Holders of so-called “altcoins” (small-cap cryptocurrencies) may be more susceptible to these kinds of attacks because most altcoins are not supported by any of the hardware wallets (offline storage devices) currently available on markets.

Traders with big positions also often store their crypto on exchanges so they can make big moves when called for. Those accounts can be easily accessed online and are generally regarded as vulnerable to hacks.

After a hacker has identified a potentially crypto-rich target, the hacker calls the target’s cellphone provider and provides enough personal information to successfully impersonate the individual and have that person’s cell phone data transferred to a phone possessed by the hacker.

Now the hacker can use that phone, including its two-factor authenticator, to access and clean out a victim’s crypto accounts.

One such victim, Robert Ross, who works in Silicon Valley, was robbed in this way of a million dollars in crypto from two crypto accounts he kept at the Gemini and Coinbase exchanges.

Ross says he watched his phone go dark on a Friday night last October as hackers were going to work:

“I immediately said to myself oh my god I’m under attack…I freaked out and I didn’t really know what to do.”

He says the stolen crypto comprised the majority of his life savings.

Within two months, alleged hacker Nicolas Truglia was arrested at his posh Manhattan apartment and extradited to California to face charges of robbing Ross.

Ross has now launched a new website caching stories about SIM-swap crypto thefts in the hopes of educating the public while putting pressure on telecom companies to up their security protocols.

One of the stories on the website describes a January 2018 theft of $24 million in crypto from the ICO-promoter, Michael Terpin.

According to that story, Terpin believes Truglia was also responsible for that theft.
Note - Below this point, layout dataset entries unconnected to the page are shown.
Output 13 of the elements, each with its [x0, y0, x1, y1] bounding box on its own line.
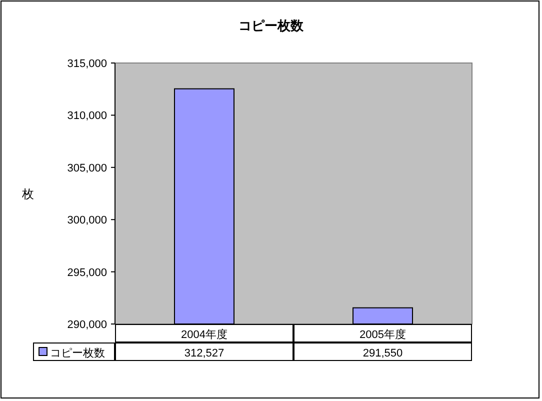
data-label: 312,527: [184, 348, 224, 360]
y-tick-label: 315,000: [67, 58, 107, 70]
y-tick-label: 300,000: [67, 214, 107, 227]
data-label: 291,550: [362, 348, 403, 360]
y-tick-label: 295,000: [67, 266, 107, 279]
y-axis-title: 枚: [21, 187, 34, 201]
y-tick-label: 290,000: [67, 319, 107, 331]
y-tick-label: 310,000: [67, 110, 107, 122]
legend-label: コピー枚数: [50, 348, 105, 360]
chart-title: コピー枚数: [238, 18, 304, 33]
y-tick-label: 305,000: [67, 162, 107, 174]
x-tick-label: 2005年度: [360, 328, 406, 341]
x-tick-label: 2004年度: [181, 328, 228, 341]
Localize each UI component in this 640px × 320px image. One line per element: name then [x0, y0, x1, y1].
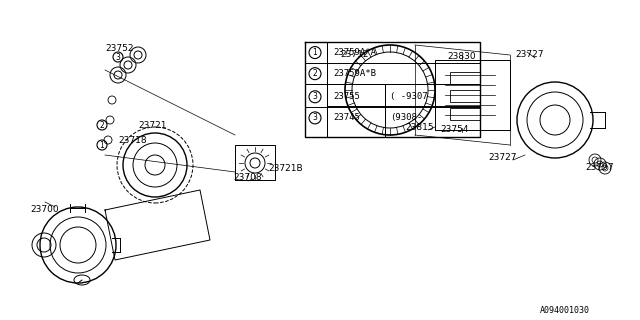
Text: 23752: 23752 [106, 44, 134, 53]
Text: ( -9307: ( -9307 [390, 92, 428, 101]
Text: 2: 2 [312, 69, 317, 78]
Text: 3: 3 [312, 92, 317, 101]
Text: 3: 3 [116, 52, 120, 61]
Text: A094001030: A094001030 [540, 306, 590, 315]
Text: 23745: 23745 [333, 113, 360, 122]
Text: 1: 1 [312, 48, 317, 57]
Text: 23759A*B: 23759A*B [333, 69, 376, 78]
Text: 23727: 23727 [489, 153, 517, 162]
Text: 23721B: 23721B [268, 164, 303, 172]
Text: 1: 1 [100, 140, 104, 149]
Bar [450, 90, 480, 102]
Text: 23815: 23815 [406, 123, 435, 132]
Text: 23755: 23755 [333, 92, 360, 101]
Text: 23700: 23700 [30, 205, 59, 214]
Text: 23830: 23830 [448, 52, 476, 61]
Text: 23754: 23754 [441, 125, 469, 134]
Bar [450, 108, 480, 120]
Text: 23797: 23797 [586, 163, 614, 172]
Text: 2: 2 [100, 121, 104, 130]
Text: 23727: 23727 [516, 50, 544, 59]
Text: 23712: 23712 [340, 50, 369, 59]
Text: 23759A*A: 23759A*A [333, 48, 376, 57]
Text: (9308-: (9308- [390, 113, 422, 122]
Text: 23718: 23718 [118, 135, 147, 145]
Text: 23721: 23721 [138, 121, 166, 130]
Text: 3: 3 [312, 113, 317, 122]
Bar [450, 72, 480, 84]
Text: 23708: 23708 [234, 173, 262, 182]
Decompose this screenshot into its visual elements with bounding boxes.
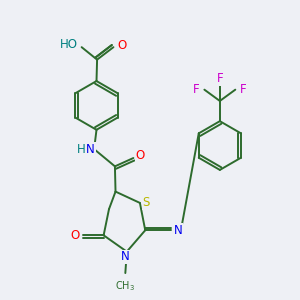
Text: O: O — [117, 39, 126, 52]
Text: N: N — [86, 142, 95, 156]
Text: HO: HO — [60, 38, 78, 51]
Text: F: F — [193, 83, 200, 96]
Text: CH$_3$: CH$_3$ — [115, 280, 135, 293]
Text: O: O — [135, 149, 145, 162]
Text: F: F — [217, 73, 223, 85]
Text: N: N — [121, 250, 130, 263]
Text: H: H — [77, 142, 86, 156]
Text: N: N — [174, 224, 182, 237]
Text: O: O — [70, 229, 80, 242]
Text: S: S — [143, 196, 150, 209]
Text: F: F — [240, 83, 247, 96]
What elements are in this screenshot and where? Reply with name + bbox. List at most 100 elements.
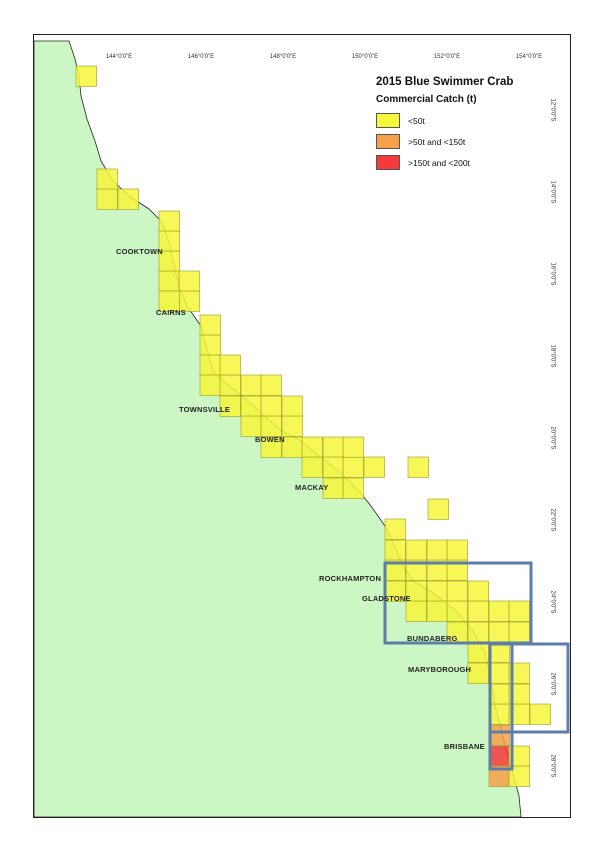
longitude-tick-label: 152°0'0"E [433,54,461,60]
catch-cell [75,65,97,87]
legend-item-low: <50t [376,111,536,130]
catch-cell [281,415,303,437]
catch-cell [219,354,241,376]
latitude-tick-label: 14°0'0"S [549,180,556,204]
catch-cell [508,662,530,684]
map-canvas [34,40,570,817]
catch-cell [219,374,241,396]
catch-cell [96,188,118,210]
catch-cell [158,290,180,312]
catch-cell [467,641,489,663]
catch-cell [446,600,468,622]
catch-cell [199,314,221,336]
town-label: MARYBOROUGH [408,665,472,674]
catch-cell [117,188,139,210]
catch-cell [384,539,406,561]
catch-cell [158,210,180,232]
legend-subtitle: Commercial Catch (t) [376,94,477,105]
catch-cell [405,559,427,581]
catch-cell [199,354,221,376]
longitude-tick-label: 148°0'0"E [269,54,297,60]
longitude-tick-label: 146°0'0"E [187,54,215,60]
town-label: BUNDABERG [407,634,458,643]
town-label: BOWEN [255,435,285,444]
legend-label-mid: >50t and <150t [408,136,466,147]
catch-cell [342,477,364,499]
catch-cell [426,600,448,622]
catch-cell [260,374,282,396]
legend-item-high: >150t and <200t [376,153,536,172]
catch-cell [158,270,180,292]
catch-cell [281,436,303,458]
catch-cell [426,580,448,602]
catch-cell [219,395,241,417]
latitude-tick-label: 16°0'0"S [549,262,556,286]
longitude-tick-label: 150°0'0"E [351,54,379,60]
catch-cells [75,65,551,787]
catch-cell [508,621,530,643]
latitude-tick-label: 28°0'0"S [549,754,556,778]
catch-cell [260,395,282,417]
catch-cell [446,539,468,561]
catch-cell [488,724,510,746]
catch-cell [488,600,510,622]
catch-cell [508,703,530,725]
town-label: ROCKHAMPTON [319,574,382,583]
catch-cell [508,600,530,622]
catch-cell [240,374,262,396]
map-frame: 144°0'0"E 146°0'0"E 148°0'0"E 150°0'0"E 152°… [33,34,571,818]
town-label: BRISBANE [444,742,485,751]
catch-cell [488,745,510,767]
catch-cell [240,415,262,437]
catch-cell [301,456,323,478]
catch-cell [96,168,118,190]
catch-cell [178,270,200,292]
catch-cell [384,518,406,540]
latitude-tick-label: 22°0'0"S [549,508,556,532]
catch-cell [405,539,427,561]
highlight-boxes [383,561,570,771]
catch-cell [426,539,448,561]
catch-cell [407,456,429,478]
catch-cell [342,436,364,458]
legend-label-low: <50t [408,115,425,126]
catch-cell [467,621,489,643]
town-label: MACKAY [295,483,329,492]
latitude-tick-label: 26°0'0"S [549,672,556,696]
catch-cell [199,334,221,356]
catch-cell [240,395,262,417]
map-legend: 2015 Blue Swimmer Crab Commercial Catch … [376,76,536,174]
highlight-box [383,561,533,645]
latitude-tick-label: 20°0'0"S [549,426,556,450]
catch-cell [427,498,449,520]
catch-cell [199,374,221,396]
catch-cell [508,765,530,787]
legend-swatch-mid [376,134,400,149]
catch-cell [281,395,303,417]
catch-cell [446,580,468,602]
catch-cell [260,436,282,458]
legend-label-high: >150t and <200t [408,157,470,168]
longitude-tick-label: 144°0'0"E [105,54,133,60]
longitude-tick-label: 154°0'0"E [515,54,543,60]
catch-cell [467,580,489,602]
catch-cell [363,456,385,478]
town-label: GLADSTONE [362,594,411,603]
latitude-tick-label: 18°0'0"S [549,344,556,368]
catch-cell [488,703,510,725]
catch-cell [322,456,344,478]
catch-cell [301,436,323,458]
catch-cell [488,683,510,705]
catch-cell [488,621,510,643]
catch-cell [446,559,468,581]
catch-cell [260,415,282,437]
legend-item-mid: >50t and <150t [376,132,536,151]
highlight-box [488,642,514,771]
catch-cell [529,703,551,725]
catch-cell [322,436,344,458]
town-label: CAIRNS [156,308,186,317]
catch-cell [342,456,364,478]
latitude-tick-label: 24°0'0"S [549,590,556,614]
catch-cell [467,600,489,622]
legend-swatch-high [376,155,400,170]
Terpin is suing Truglia for $72 million in damages.

Citing a considerable uptick in SIM-swap hacks, the Santa Clara, California-based REACT Task Force, a law enforcement unit dedicated to fighting cybercrime, recently announced it was pivoting most of its investigative powers to focus on these types of crimes.

REACT task force members reportedly traveled to New York to participate in the arrest of Truglia.

Notably, according to reporting at Krebs on Security, REACT officers now believe many of the SIM-attacks they have investigated involved inside jobs aided by telecom employees.

According to Detective Caleb Tuttle and Krebs:

“‘Most of these SIM swaps are being done over the phone, and the notes we’re seeing about the change in the [victim’s] account usually are left either by [a complicit] employee trying to cover their tracks, or because the employee who typed in that note actually believed what they were typing…(after being) tricked by a complicit co-worker at another store who falsely claimed that a customer there had already presented ID.”

REACT Lieutenant John Rose described SIM-security weaknesses at telecoms as “a really serious problem”:

“Having one employee who can conduct these SIM swaps without any kind of oversight seems to be the real problem…And it seems like [the carriers] could really put a stop to it if there were more checks and balances to prevent that. It’s still very, very easy to SIM swap, and something has to be done because it’s just too simple. Someone needs to light a fire under some folks to get these protections put in place.”

Thousands of legitimate SIM-card replacements occur every month, making it easy for a fraudulent swap to get lost in the haystack.

Police and victims are nonetheless calling for telecoms to up security, and to perhaps require people claiming to have lost their phones to come into retail outlets and resolve the issue in person.

According to Motherboard, most telecoms have provisions in their terms of service that prevent them from being sued in class action suits.